Esto es posible y podemos hacerlo. Si generamos confianza vamos a contar con los recursos para hacer estas transformaciones. Necesitamos una estrategia de país adecuada a la realidad mundial y gente capacitada para hacer que las cosas efectivamente ocurran. Hay alrededor de 4,5 millones de personas trabajando en la informalidad, sin seguro médico, sin aportes jubilatorios, sin perspectivas, que podrían estar trabajando formalmente en empresas competitivas y verdaderamente productivas.

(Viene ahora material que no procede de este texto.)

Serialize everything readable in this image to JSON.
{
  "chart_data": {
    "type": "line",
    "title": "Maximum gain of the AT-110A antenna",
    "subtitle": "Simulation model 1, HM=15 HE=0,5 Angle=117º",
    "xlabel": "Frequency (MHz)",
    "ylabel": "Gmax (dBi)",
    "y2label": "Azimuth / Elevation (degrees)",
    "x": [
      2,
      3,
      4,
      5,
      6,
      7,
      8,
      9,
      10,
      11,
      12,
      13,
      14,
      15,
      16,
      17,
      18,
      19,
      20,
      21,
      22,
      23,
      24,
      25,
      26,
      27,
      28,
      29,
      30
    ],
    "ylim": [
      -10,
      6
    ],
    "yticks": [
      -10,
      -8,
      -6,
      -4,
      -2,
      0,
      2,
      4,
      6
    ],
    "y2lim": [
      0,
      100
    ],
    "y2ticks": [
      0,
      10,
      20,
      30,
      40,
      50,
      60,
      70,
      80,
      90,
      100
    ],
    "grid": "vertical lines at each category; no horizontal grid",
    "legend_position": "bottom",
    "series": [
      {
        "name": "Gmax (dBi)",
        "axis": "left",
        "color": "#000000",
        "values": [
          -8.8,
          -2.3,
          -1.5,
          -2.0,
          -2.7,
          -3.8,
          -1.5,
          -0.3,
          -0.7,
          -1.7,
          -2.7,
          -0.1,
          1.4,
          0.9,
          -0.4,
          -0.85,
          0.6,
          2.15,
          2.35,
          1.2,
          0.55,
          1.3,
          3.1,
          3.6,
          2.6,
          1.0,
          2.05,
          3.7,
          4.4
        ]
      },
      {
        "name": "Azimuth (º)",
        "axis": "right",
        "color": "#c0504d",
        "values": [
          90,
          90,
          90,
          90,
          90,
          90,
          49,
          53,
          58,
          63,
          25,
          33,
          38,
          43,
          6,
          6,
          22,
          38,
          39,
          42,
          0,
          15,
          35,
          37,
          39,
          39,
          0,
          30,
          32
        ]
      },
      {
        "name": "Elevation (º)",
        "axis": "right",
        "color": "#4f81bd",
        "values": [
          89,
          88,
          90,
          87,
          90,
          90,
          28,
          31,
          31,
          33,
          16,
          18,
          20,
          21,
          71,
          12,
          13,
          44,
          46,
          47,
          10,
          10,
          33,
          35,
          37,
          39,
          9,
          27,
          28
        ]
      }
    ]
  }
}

No los hagamos esperar más.
La agricultura nos brinda gran parte de las divisas que necesitamos para financiar la modernización como ocurrió en 1880-1914 ya que en ese momento invertimos en infraestructura y educación y llegamos a ser un país que estaba entre los 10 primeros del mundo. En cambio, los recursos del período de altos precios agrícolas de 1945-51 y las reservas de oro acumuladas durante la Segunda Guerra Mundial fueron destinados, principalmente, a crear un nuevo movimiento político, pero no invertimos para crecer y competir, por lo que, posteriormente, nos fuimos quedando atrasados en relación a muchos países. Ahora, en este lapso 2006-2014 que puede durar quizás varios años más, hemos tenido y aún tenemos una nueva oportunidad para modernizar el país. No podemos poner en duda que invertir esos recursos en generar trabajo productivo es lo que le conviene a Argentina. No desperdiciemos en meros votos las posibilidades que brindan estos ciclos, que solo se dan en su fase positiva cada 50 o 60 años. Las futuras generaciones nos van a pedir cuentas acerca de cómo usamos esos abundantes recursos.